Avoid the 99 percent DEET spray (a less intense concentration should be sufficient) and opt for long clothes and a splash of off! or other aerosolized insect sprays. “Wear socks in pants and a loose cotton shirt with a ball cap and a headscarf around your neck. The more you cover up, the fewer insects will get in, ”he says. While you’re at it, throw in a warm layer for cooler nights.
Safe for creation for your website. “Wild animals are a lot more afraid of you than they are,” says Kirkby, who has spent a lot of time in bear sanctuary. If you’re not in the backcountry, you’re more likely to encounter raccoons and mice than grizzlies or mountain lions (though be sure to respect park rules if you’re in an area where they’re a problem).

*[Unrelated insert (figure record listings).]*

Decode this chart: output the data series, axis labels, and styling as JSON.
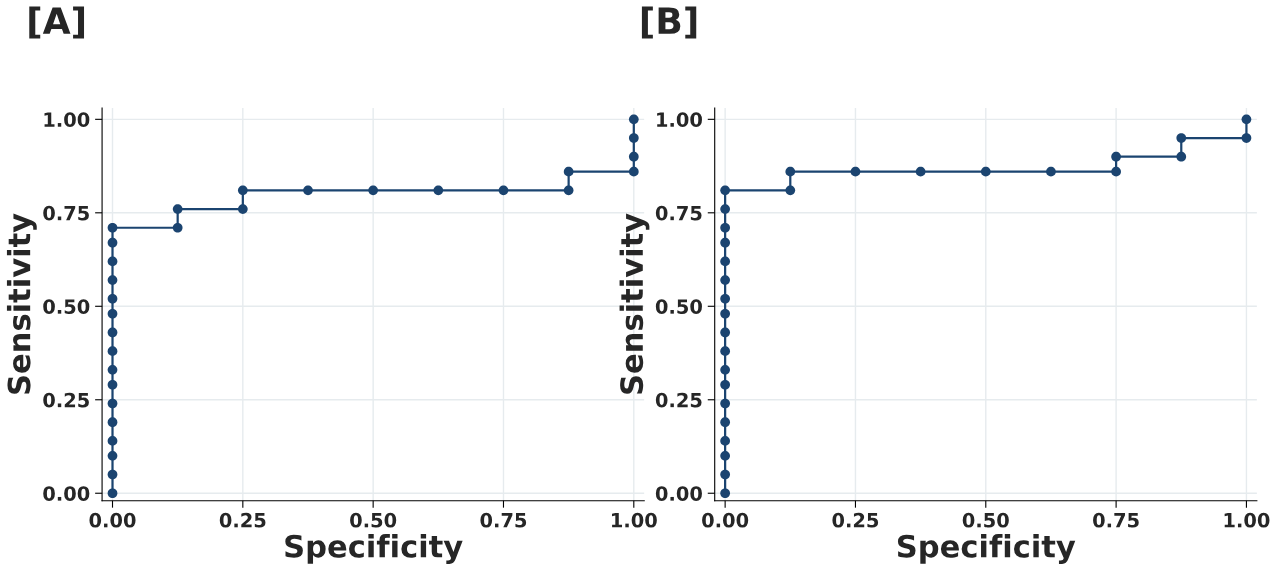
{
  "chart_data": [
    {
      "type": "line",
      "title": "[A]",
      "xlabel": "Specificity",
      "ylabel": "Sensitivity",
      "xlim": [
        -0.02,
        1.02
      ],
      "ylim": [
        -0.02,
        1.03
      ],
      "xticks": [
        {
          "value": 0,
          "label": "0.00"
        },
        {
          "value": 0.25,
          "label": "0.25"
        },
        {
          "value": 0.5,
          "label": "0.50"
        },
        {
          "value": 0.75,
          "label": "0.75"
        },
        {
          "value": 1,
          "label": "1.00"
        }
      ],
      "yticks": [
        {
          "value": 0,
          "label": "0.00"
        },
        {
          "value": 0.25,
          "label": "0.25"
        },
        {
          "value": 0.5,
          "label": "0.50"
        },
        {
          "value": 0.75,
          "label": "0.75"
        },
        {
          "value": 1,
          "label": "1.00"
        }
      ],
      "grid": true,
      "marker": "circle",
      "line_style": "solid",
      "series": [
        {
          "color": "#1b4470",
          "x": [
            0,
            0,
            0,
            0,
            0,
            0,
            0,
            0,
            0,
            0,
            0,
            0,
            0,
            0,
            0,
            0,
            0.125,
            0.125,
            0.25,
            0.25,
            0.375,
            0.5,
            0.625,
            0.75,
            0.875,
            0.875,
            1,
            1,
            1,
            1
          ],
          "values": [
            0,
            0.05,
            0.1,
            0.14,
            0.19,
            0.24,
            0.29,
            0.33,
            0.38,
            0.43,
            0.48,
            0.52,
            0.57,
            0.62,
            0.67,
            0.71,
            0.71,
            0.76,
            0.76,
            0.81,
            0.81,
            0.81,
            0.81,
            0.81,
            0.81,
            0.86,
            0.86,
            0.9,
            0.95,
            1.0
          ]
        }
      ]
    },
    {
      "type": "line",
      "title": "[B]",
      "xlabel": "Specificity",
      "ylabel": "Sensitivity",
      "xlim": [
        -0.02,
        1.02
      ],
      "ylim": [
        -0.02,
        1.03
      ],
      "xticks": [
        {
          "value": 0,
          "label": "0.00"
        },
        {
          "value": 0.25,
          "label": "0.25"
        },
        {
          "value": 0.5,
          "label": "0.50"
        },
        {
          "value": 0.75,
          "label": "0.75"
        },
        {
          "value": 1,
          "label": "1.00"
        }
      ],
      "yticks": [
        {
          "value": 0,
          "label": "0.00"
        },
        {
          "value": 0.25,
          "label": "0.25"
        },
        {
          "value": 0.5,
          "label": "0.50"
        },
        {
          "value": 0.75,
          "label": "0.75"
        },
        {
          "value": 1,
          "label": "1.00"
        }
      ],
      "grid": true,
      "marker": "circle",
      "line_style": "solid",
      "series": [
        {
          "color": "#1b4470",
          "x": [
            0,
            0,
            0,
            0,
            0,
            0,
            0,
            0,
            0,
            0,
            0,
            0,
            0,
            0,
            0,
            0,
            0,
            0,
            0.125,
            0.125,
            0.25,
            0.375,
            0.5,
            0.625,
            0.75,
            0.75,
            0.875,
            0.875,
            1,
            1
          ],
          "values": [
            0,
            0.05,
            0.1,
            0.14,
            0.19,
            0.24,
            0.29,
            0.33,
            0.38,
            0.43,
            0.48,
            0.52,
            0.57,
            0.62,
            0.67,
            0.71,
            0.76,
            0.81,
            0.81,
            0.86,
            0.86,
            0.86,
            0.86,
            0.86,
            0.86,
            0.9,
            0.9,
            0.95,
            0.95,
            1.0
          ]
        }
      ]
    }
  ]
}
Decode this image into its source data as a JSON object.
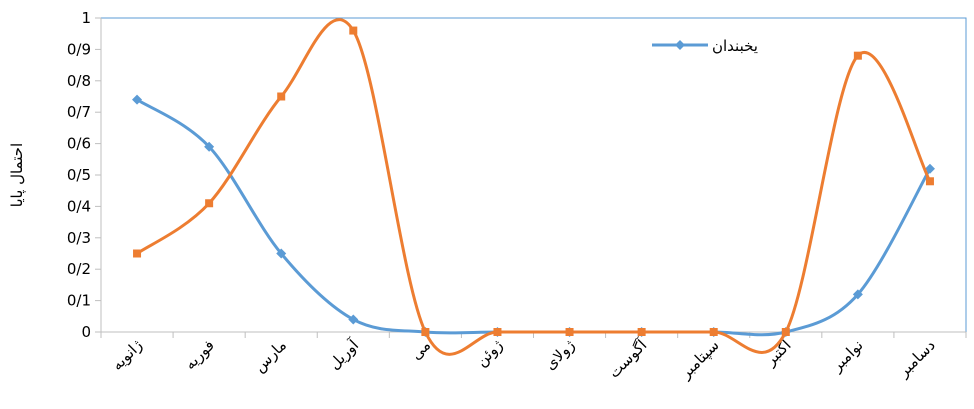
{
  "chart_data": {
    "type": "line",
    "categories": [
      "ژانویه",
      "فوریه",
      "مارس",
      "آوریل",
      "می",
      "ژوئن",
      "ژولای",
      "آگوست",
      "سپتامبر",
      "اکتبر",
      "نوامبر",
      "دسامبر"
    ],
    "series": [
      {
        "name": "یخبندان",
        "color": "#5B9BD5",
        "marker": "diamond",
        "values": [
          0.74,
          0.59,
          0.25,
          0.04,
          0.0,
          0.0,
          0.0,
          0.0,
          0.0,
          0.0,
          0.12,
          0.52
        ]
      },
      {
        "color": "#ED7D31",
        "marker": "square",
        "values": [
          0.25,
          0.41,
          0.75,
          0.96,
          0.0,
          0.0,
          0.0,
          0.0,
          0.0,
          0.0,
          0.88,
          0.48
        ]
      }
    ],
    "ylabel": "احتمال پایا",
    "ylim": [
      0,
      1
    ],
    "yticks": [
      "0",
      "0/1",
      "0/2",
      "0/3",
      "0/4",
      "0/5",
      "0/6",
      "0/7",
      "0/8",
      "0/9",
      "1"
    ],
    "smooth": true,
    "legend": "top-right",
    "grid": false
  }
}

“Food is the main thing,” says Kirkby when it comes to avoiding encountering a raccoon scratching your tent door in the middle of the night. “The less you are open around your campsite, the less animals are attracted to it.” Seal everything in plastic containers in your car, tidy up the grills after cooking, and – I will not repeat – do not store any food in your tent.

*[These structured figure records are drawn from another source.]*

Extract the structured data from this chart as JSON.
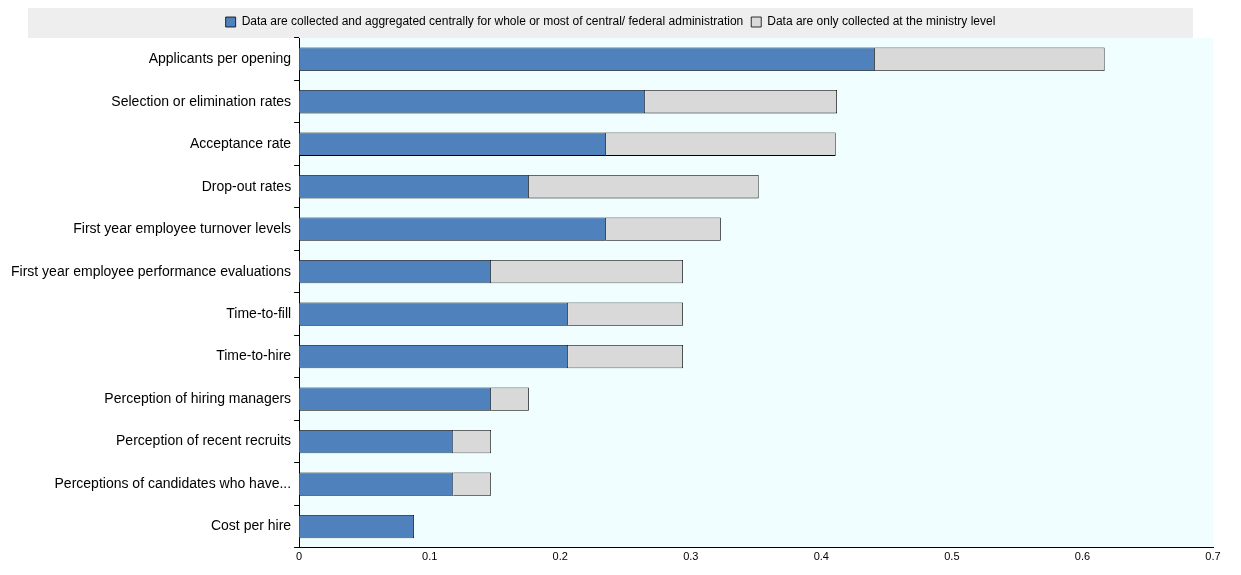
{
  "chart_data": {
    "type": "bar",
    "orientation": "horizontal",
    "stacked": true,
    "categories": [
      "Applicants per opening",
      "Selection or elimination rates",
      "Acceptance rate",
      "Drop-out rates",
      "First year employee turnover levels",
      "First year employee performance evaluations",
      "Time-to-fill",
      "Time-to-hire",
      "Perception of hiring managers",
      "Perception of recent recruits",
      "Perceptions of candidates who have...",
      "Cost per hire"
    ],
    "series": [
      {
        "name": "Data are collected and aggregated centrally for whole or most of central/ federal administration",
        "color": "#4f81bd",
        "values": [
          0.441,
          0.265,
          0.235,
          0.176,
          0.235,
          0.147,
          0.206,
          0.206,
          0.147,
          0.118,
          0.118,
          0.088
        ]
      },
      {
        "name": "Data are only collected at the ministry level",
        "color": "#d9d9d9",
        "values": [
          0.176,
          0.147,
          0.176,
          0.176,
          0.088,
          0.147,
          0.088,
          0.088,
          0.029,
          0.029,
          0.029,
          0
        ]
      }
    ],
    "xlim": [
      0,
      0.7
    ],
    "xticks": [
      0,
      0.1,
      0.2,
      0.3,
      0.4,
      0.5,
      0.6,
      0.7
    ],
    "grid": false,
    "legend": "top"
  }
}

Don’t worry about the washroom situation. “Don’t be afraid of the Kaibo,” laughs Kirkby, using Northern Ontario slang as an outhouse. “The modern facilities in parks will exceed your expectations.” Most campsites have toilets and showers nearby, which are cleaned regularly.
If you are camping somewhere without primitive comfort, Kirkby recommends digging a shallow hole to run your business (away from fresh water and at least 100 yards from the location) and then burning your toilet paper in the fire when you are done. Avoid washing in lakes and rivers (and use biodegradable soap if necessary) and use wet wipes if necessary.
How to thrive
Let the nature and valet parking entertain you. Worried about boredom? Do not do it. “We’re used to programming our lives, but the nature of nature is that if you take care it will deliver little things,” says Kirkby. “Sit down and watch the sunset or listen to an idiot call. Boil bacon over a fire and smell this smoke. It only speaks to something in us. “
Provincial and National Park Services also often have programs (this year, if COVID guidelines allow), e.g. For example, a nocturnal howling circle to make wolves howl back, or a geologist pointing out local rock formations. Explore the hiking trails nearby and make room for chance.
The Star understands travel restrictions during the coronavirus pandemic. But like you, we dream of traveling again and we publish this story with future trips in mind.